Movie night with Elmgreen & Dragset
Fashionistas take note! Prada Mode has staged a Frieze week occupation of the former Camden Town Hall, just down the road from the fair, in collaboration with mischievous artists Elmgreen & Dragset. The duo describe their installation The Audience as “a meditation on spectatorship in the age of image overload and attention deficit”. To this end, they have converted the former council chamber into an auditorium peopled with a smattering of eerily life-like mannequins who eat popcorn and gaze at a screen depicting a miasma of blurred images but with clearly audible sound. “We are bombarded with images so we thought let’s make a movie that is just beautiful abstract images and just listen to the dialogue where a writer says the art audience is not a real audience—[because] they only spend 30 seconds in front of an artwork—imagine trying to read a book in that time?” explain the artists. Instead, theirs is a film on a constant loop “so you will always be late for the movie, you will always be embarrassed and you just need to sit down and shut up!” Doesn’t sound like the most soothing antidote to the art world’s wandering concentration…
Michelangelo meets Mick

The artist’s Instagram reflects starry encounters
They nearly share a name and they both have iconic status. They are also both extremely sprightly considering their greatly advanced years. It was hard to tell who was the more excited when Mick (Jagger) met Michelangelo (Pistoletto) for the first time at the opening of Nahmad Projects’s exhibition, which intersperses 15 of Pistoletto’s new Mirror Paintings with classic Cubist paintings by Pablo Picasso. The duo went on to bond further at a dinner held in the gallery with the dapper king of Arte Povera also conducting an animated conversation with the famously art loving Leonardo DiCaprio. It was the conceptual artist, rather than the actor or the rock star, who chose to post the encounter on his Instagram.

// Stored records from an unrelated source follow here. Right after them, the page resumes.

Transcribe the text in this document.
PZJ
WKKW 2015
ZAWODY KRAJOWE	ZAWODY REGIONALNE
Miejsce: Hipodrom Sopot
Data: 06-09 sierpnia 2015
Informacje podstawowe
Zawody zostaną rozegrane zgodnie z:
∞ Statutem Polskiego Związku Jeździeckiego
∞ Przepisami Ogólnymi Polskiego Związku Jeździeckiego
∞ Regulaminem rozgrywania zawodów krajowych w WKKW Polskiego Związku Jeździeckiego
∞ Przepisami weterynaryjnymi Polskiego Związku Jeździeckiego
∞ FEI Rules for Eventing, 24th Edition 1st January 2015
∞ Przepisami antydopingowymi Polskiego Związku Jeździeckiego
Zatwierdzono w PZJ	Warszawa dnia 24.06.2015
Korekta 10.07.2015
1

Alain Servais can rock a blazer

The collector wears his opinions on his sleeve, on a jacket designed by an Iranian artist
The Belgian collector Alain Servais stood out at the Frieze London VIP day in a blazer emblazoned with the names of some stellar British rock groups. “I bought this jacket in Milan, it’s one of a set of three by an Iranian artist,” he told us, pointing to the Sex Pistols, The Who and Black Sabbath daubed in large yellow letters on his clothing. This blazer is especially for London, added Servais, highlighting proudly the archetypal rebel mantra—“Anarchy in the UK”—splashed across the sleeve. Servais, a fixture on the art fair circuit, is never seen without a jaunty cravat and always weighs in with his robust opinions on the world (and the art market).

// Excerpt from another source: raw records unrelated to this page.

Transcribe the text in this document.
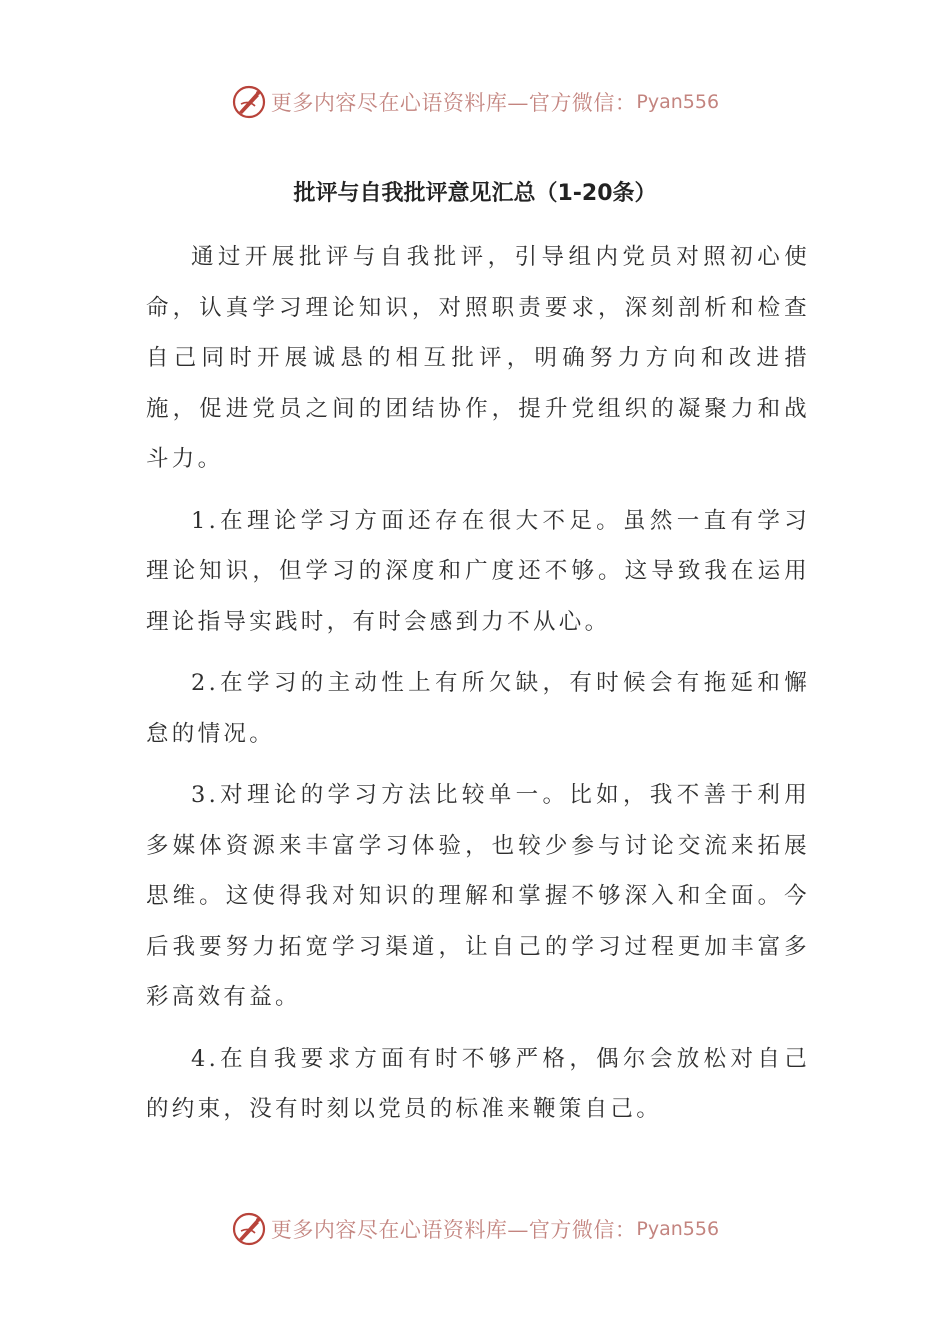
更多内容尽在心语资料库—官方微信： Pyan556
批评与自我批评意见汇总（1-20条）

通过开展批评与自我批评，引导组内党员对照初心使命，认真学习理论知识，对照职责要求，深刻剖析和检查自己同时开展诚恳的相互批评，明确努力方向和改进措施，促进党员之间的团结协作，提升党组织的凝聚力和战斗力。

1.在理论学习方面还存在很大不足。虽然一直有学习理论知识，但学习的深度和广度还不够。这导致我在运用理论指导实践时，有时会感到力不从心。

2.在学习的主动性上有所欠缺，有时候会有拖延和懈怠的情况。

3.对理论的学习方法比较单一。比如，我不善于利用多媒体资源来丰富学习体验，也较少参与讨论交流来拓展思维。这使得我对知识的理解和掌握不够深入和全面。今后我要努力拓宽学习渠道，让自己的学习过程更加丰富多彩高效有益。

4.在自我要求方面有时不够严格，偶尔会放松对自己的约束，没有时刻以党员的标准来鞭策自己。

更多内容尽在心语资料库—官方微信： Pyan556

Tat’s a bit much: an artist’s archive of ink

Petr Davydtchenko’s Pfizer-inked forehead
The Russian performance artist Petr Davydtchenko was stopped by curious visitors at Frieze London keen to look at his distinctive tattoos, such as the word Pfizer inked across his forehead. The green-ish lettering daubed on his cranium is a protest against the actions of big pharmaceutical companies during the coronavirus pandemic. All of Davydtchenko’s tattoos—from head to foot—have been measured and photographed for an archive piece called Skin in the Game (2025), which was acquired earlier this year by A/POLITICAL, a London-based collection dedicated to radical, politically engaged art. We asked Petr if getting the tattoos hurt, but he (bravely) insists that he does not suffer for his body art. Davydtchenko is also known for surviving long periods on a diet of roadkill animals such as foxes and cats. Yummy…

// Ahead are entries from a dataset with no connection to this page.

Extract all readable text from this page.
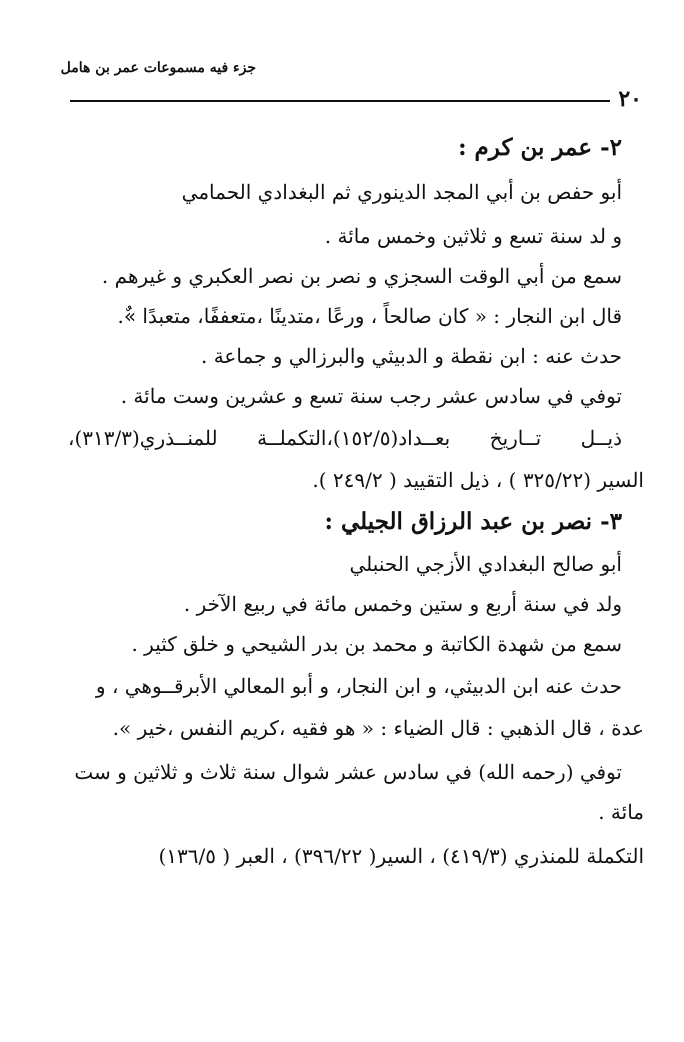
جزء فيه مسموعات عمر بن هامل
٢٠
٢- عمر بن كرم :
أبو حفص بن أبي المجد الدينوري ثم البغدادي الحمامي
و لد سنة تسع و ثلاثين وخمس مائة .
سمع من أبي الوقت السجزي و نصر بن نصر العكبري و غيرهم .
قال ابن النجار : « كان صالحاً ، ورعًا ،متدينًا ،متعففًا، متعبدًا »ٌ.
حدث عنه : ابن نقطة و الدبيثي والبرزالي و جماعة .
توفي في سادس عشر رجب سنة تسع و عشرين وست مائة .
ذيــل تــاريخ بعــداد(١٥٢/٥)،التكملــة للمنــذري(٣١٣/٣)،
السير (٣٢٥/٢٢ ) ، ذيل التقييد ( ٢٤٩/٢ ).
٣- نصر بن عبد الرزاق الجيلي :
أبو صالح البغدادي الأزجي الحنبلي
ولد في سنة أربع و ستين وخمس مائة في ربيع الآخر .
سمع من شهدة الكاتبة و محمد بن بدر الشيحي و خلق كثير .
حدث عنه ابن الدبيثي، و ابن النجار، و أبو المعالي الأبرقــوهي ، و
عدة ، قال الذهبي : قال الضياء : « هو فقيه ،كريم النفس ،خير ».
توفي (رحمه الله) في سادس عشر شوال سنة ثلاث و ثلاثين و ست
مائة .
التكملة للمنذري (٤١٩/٣) ، السير( ٣٩٦/٢٢) ، العبر ( ١٣٦/٥)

On the hunt for a cooler UK
Tristram Hunt, the director of the Victoria and Albert Museum, is making waves with a recent comment piece in the Financial Times that bigs up London and the UK in the face of Brit bashers everywhere. In the piece, catchily entitled “Don’t move to Dubai—this is still the place to be”, Hunt insists that “given the geopolitical turmoil, the UK’s cultures and traditions will prove ever more attractive”. Especially, he adds, as “Paris sinks into a political quagmire and Berlin’s epically late trains redefine time travel”. Ouch! Britain’s brilliant cultural attractions naturally get a name check, with Hunt gushing that “this month’s Frieze London art fair will prove that, despite Brexit, we are still a cultural behemoth”.